No matter how large or small, a design project always begins with a vision and then several revisions. The case was no different with this small entryway project, which started with a client email and an inspiration picture.
The process of how a design project goes from the abstract to the concrete isn’t always pretty, but it’s an incredibly fun journey. This year, I promised myself that I would do a better job of documenting my design process so I am starting right here, right now with this entryway project.
I have worked with this client in the past so I am pretty familiar with her design aesthetic. She loves simplicity with moments of glam and a whole lot of brass! Although she is generally open to suggestions, she really does know exactly what she wants.
Inspiration pictures are great starting points for a design project; in fact, designers love inspiration pictures so please keep pinning away! But it is also completely normal for a designer to deviate from the inspiration pic if the actual space presents its own set of unique circumstances, and this one did.
From the inspiration picture I concluded that certain things were in order, like a mirror and seating. An entryway is a vital part of the home since it is the first area guests see when they step into your home. The entryway sets the tone – good or bad – for the rest of the home so treating it with high regard is a must. In addition, it serves a pragmatic purpose – a place to put your keys down, a perching spot to lace on shoes (especially if you abide by a no shoes rule like we do) or to give yourself a once over before running out the front door.
The Design Challenge
My client’s foyer is a healthy size, but the space we were designating for furniture was rather compact. While the inspo pic featured a full wall, the only usable wall in our space was intercepted by stairs. This created a 45 degree angle that made the idea of using a large scale mirror or a beefsteak console a total no-go. Not an ideal start, but onward we go.
The Design Plan
This is the part of design where the designer and the client do a back and forth dance involving choices. Some clients need a significant number of options (I would be that kind of client unfortunately), but this client makes decisions rather quickly (Sweet!).
A design board provides a nice jumping off point to get all of the main elements of the design approved by the client. In addition, a quick rendering of the proposed two options for the nook allows the homeowner to visualize the end result in all its glory. Since the doorway was also getting a quick face-lift, it was also included in the rendering.
I sent my client two options for the nook and she quickly decided on the second one. There were some changes in the end that didn’t compromise the design, but that were made to preserve the budget and to account for discontinued items.
The Design Solution
Capitalizing on the width, we selected a low console without a crossbar. For some reason, I had trouble finding an abundance of these types of consoles last year, but I finally did. We wanted to utilize the space below the console to accommodate two ottomans. If you notice, the inspiration pic had garden stools underneath, but the ones we went with are upholstered and have the added benefit of storage inside. This is ideal for throwing in those last minute toys or kid’s socks we notice just before we open the door for guests.

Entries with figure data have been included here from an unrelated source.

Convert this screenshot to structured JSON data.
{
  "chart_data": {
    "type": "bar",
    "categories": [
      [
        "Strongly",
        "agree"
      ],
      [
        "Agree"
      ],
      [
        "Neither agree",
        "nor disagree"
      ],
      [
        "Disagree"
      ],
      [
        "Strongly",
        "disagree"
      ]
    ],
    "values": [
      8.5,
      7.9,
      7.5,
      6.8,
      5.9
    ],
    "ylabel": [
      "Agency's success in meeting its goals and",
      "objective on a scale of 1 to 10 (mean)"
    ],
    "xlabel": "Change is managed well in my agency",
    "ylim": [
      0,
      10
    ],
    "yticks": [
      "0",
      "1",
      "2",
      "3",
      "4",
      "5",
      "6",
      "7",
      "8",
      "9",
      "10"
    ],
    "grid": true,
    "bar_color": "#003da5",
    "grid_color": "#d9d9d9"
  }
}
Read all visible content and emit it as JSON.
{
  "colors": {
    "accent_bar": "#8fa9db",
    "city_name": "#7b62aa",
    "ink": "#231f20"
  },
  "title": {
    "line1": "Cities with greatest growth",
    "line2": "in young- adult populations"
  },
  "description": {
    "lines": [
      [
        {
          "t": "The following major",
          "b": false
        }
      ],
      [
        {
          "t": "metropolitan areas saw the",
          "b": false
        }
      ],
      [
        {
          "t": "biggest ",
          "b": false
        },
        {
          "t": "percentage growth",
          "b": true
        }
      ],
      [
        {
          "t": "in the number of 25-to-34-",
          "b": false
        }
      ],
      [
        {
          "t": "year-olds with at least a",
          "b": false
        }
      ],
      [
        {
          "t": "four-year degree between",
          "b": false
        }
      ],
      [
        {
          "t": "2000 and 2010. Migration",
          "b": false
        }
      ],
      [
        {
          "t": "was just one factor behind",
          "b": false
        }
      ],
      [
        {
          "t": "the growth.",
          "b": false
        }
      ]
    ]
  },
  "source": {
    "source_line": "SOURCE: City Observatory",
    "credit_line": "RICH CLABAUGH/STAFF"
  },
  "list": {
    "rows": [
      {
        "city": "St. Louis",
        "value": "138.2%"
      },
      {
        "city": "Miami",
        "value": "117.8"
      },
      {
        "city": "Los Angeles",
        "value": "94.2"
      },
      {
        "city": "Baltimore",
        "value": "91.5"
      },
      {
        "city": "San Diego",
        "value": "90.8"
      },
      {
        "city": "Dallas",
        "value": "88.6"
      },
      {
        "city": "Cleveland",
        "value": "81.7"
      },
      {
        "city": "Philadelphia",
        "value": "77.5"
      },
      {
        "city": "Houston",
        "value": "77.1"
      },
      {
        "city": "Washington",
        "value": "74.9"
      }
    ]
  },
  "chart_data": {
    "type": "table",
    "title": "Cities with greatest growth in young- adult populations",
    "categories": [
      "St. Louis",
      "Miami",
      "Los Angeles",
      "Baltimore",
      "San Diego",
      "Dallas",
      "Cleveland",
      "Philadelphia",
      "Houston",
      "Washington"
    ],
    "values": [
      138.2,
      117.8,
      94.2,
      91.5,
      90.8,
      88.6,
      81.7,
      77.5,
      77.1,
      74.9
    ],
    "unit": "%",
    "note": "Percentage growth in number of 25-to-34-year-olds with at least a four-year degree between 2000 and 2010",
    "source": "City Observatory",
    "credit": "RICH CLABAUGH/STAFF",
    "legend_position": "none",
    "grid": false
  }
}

Since the console is simple, I added lots of accessories to glam up the space. An artificial orchid keeps things low maintenance, while the canisters, tray with accessories and lamp speak to my client’s love for gold. If we were using a console that was more complex, I would have definitely reigned it back in the accessories department.
Although the hexagon mirror is small, it follows the lines of the angle of the stairs and keeps things functional. The mirror was one of the design elements that changed in the end because the original choice was discontinued. I hate when that happens! But we still managed to make it work!
I initially toyed with the idea of a mini lamp (same exact lamp but just shorter), but my client went for the full size lamp and I am so glad she did. It balances the height on both sides of the console since the mirror and the lamp are relatively at the same eye level. A shorter lamp would have only served to further emphasize the obvious fact that the wall is angling down.
The doorway got a simple quatrefoil inspired rug with an artificial fiddle-leaf tree. I love real plants and flowers, but this busy family doesn’t have time to take care of them. And if my client is anything like me, she would kill the poor tree anyway. No green thumb here!
With some careful planning and simple but beautiful pieces, we made this formerly empty space inviting and welcoming for this young family. The entryway now sets the tone for this home, sending the message that this family is stylish but still very down to earth.
We are now on our way to making another space in this home beautiful – the dining room. I can’t wait to show you the before and after of that room!